Management of Stress

Manage stress throughout the flight profile. Sustained stress should be avoided. Training should be a balance between sympathetic neural activities (i.e. those preparing the body for action, like elevated heart rate), and parasympathetic neural activities (i.e. those functions that prepare the body for tranquility or relaxation). Training should incorporate adrenalized learning during tasks and relaxation between training events, especially while critique and instruction are given. Sustained stress will effectively “burn the student out” early and may have lasting detrimental effects particularly if confidence is not bolstered. All students are different and react to stress differently. The instructor must know when to take a step back. The training environment can never reach a level of extreme uncertainty, where the student is constantly apprehensive, never knowing what will happen next. This will negate the effectiveness of training and severely reduce the credibility of the instructor.

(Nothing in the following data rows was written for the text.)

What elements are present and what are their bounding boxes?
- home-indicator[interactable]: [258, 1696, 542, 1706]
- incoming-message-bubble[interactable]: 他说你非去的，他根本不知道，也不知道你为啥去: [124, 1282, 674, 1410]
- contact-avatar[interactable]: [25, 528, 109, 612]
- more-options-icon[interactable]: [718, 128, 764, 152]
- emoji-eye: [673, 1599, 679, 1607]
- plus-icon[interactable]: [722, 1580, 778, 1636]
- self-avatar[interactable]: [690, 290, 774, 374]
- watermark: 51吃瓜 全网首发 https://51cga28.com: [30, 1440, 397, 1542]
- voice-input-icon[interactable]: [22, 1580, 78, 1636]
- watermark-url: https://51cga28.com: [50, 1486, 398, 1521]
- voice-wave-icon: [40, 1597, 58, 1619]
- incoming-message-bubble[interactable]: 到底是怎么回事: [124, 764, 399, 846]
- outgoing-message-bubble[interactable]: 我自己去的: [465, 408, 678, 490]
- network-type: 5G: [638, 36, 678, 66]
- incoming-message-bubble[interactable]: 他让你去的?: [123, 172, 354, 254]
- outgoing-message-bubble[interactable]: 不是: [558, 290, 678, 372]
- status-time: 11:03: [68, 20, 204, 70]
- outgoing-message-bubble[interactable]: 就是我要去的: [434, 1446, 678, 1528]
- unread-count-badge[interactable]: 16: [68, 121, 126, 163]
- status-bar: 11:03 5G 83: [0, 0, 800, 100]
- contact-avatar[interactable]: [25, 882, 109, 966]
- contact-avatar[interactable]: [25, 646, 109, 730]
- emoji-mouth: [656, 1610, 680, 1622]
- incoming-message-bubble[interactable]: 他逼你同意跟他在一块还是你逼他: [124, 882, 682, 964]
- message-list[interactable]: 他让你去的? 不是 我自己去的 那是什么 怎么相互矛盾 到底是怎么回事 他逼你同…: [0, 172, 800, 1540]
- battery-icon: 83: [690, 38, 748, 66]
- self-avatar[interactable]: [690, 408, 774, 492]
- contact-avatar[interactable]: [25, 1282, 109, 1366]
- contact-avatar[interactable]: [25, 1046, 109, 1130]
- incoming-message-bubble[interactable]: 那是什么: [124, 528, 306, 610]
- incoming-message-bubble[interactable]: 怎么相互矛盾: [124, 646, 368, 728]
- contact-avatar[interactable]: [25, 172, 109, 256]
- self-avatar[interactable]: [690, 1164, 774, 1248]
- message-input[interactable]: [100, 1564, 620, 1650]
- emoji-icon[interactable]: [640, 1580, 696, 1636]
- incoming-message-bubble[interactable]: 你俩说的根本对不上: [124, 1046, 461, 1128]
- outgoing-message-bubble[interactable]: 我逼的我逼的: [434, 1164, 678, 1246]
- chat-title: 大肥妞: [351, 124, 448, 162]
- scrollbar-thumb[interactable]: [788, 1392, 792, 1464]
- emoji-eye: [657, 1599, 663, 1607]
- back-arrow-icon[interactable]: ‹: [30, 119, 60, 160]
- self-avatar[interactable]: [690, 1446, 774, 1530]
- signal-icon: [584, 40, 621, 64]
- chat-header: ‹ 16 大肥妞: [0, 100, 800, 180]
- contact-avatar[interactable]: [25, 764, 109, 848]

Advantages of On-Aircraft Training for Stressor Realism

While simulator based training has definite merit, a significant portion of training must be conducted in an actual aircraft which is appropriately certified for the task. Simulators generally lack perceived realism. The ground for instance is not a real threat. In an aircraft, even at a safe altitude, the ground is a real threat. In an aircraft, g-forces can be experienced. Auditory cues like wind rush are present. A sense of realism and urgency are present at a level typically not experienced in the simulator. Of course, if the simulator is representative of the aircraft that the student flies, certain stressors like internal systems warnings can be introduced that don’t exist in an aerobatic aircraft. In this sense, the simulator is an excellent tool with which to cap off UPRT training after aircraft training. Within the context of adrenalized learning, the student can be exposed to a wider diversity of stressors in this fashion.

Conclusion

Adrenalized Learning is a valid and valuable training tool. Realistic stressors that are task relevant and stress at realistic levels introduced at the right time can enhance the value and realism of training. Not only will the student learn to react in a correct and timely fashion in a real-world upset in the presence of acute stressors that he has already been exposed to in the training environment, but he will typically fly with decreased chronic stress or anxiety, e.g. chronic fear of the unknown (situations that he has not been exposed to in training). The overall objective of “adrenalized learning” is to reduce the adverse physiological response to external stressors while improving performance. A properly structured training environment should incorporate realistic stressors while exposing the student to a diverse range of training events. Emphasizing proper skill development and awareness despite presence of stress will facilitate the gradually increased level of confidence on the part of the student in the successful outcome of a real-world crisis. Any training that reduces fear of the unknown and increases awareness and confidence is valuable. UPRT training and any aerobatic or all-attitude training can be extremely beneficial in preparing a pilot to react in a correct and timely manner in an upset.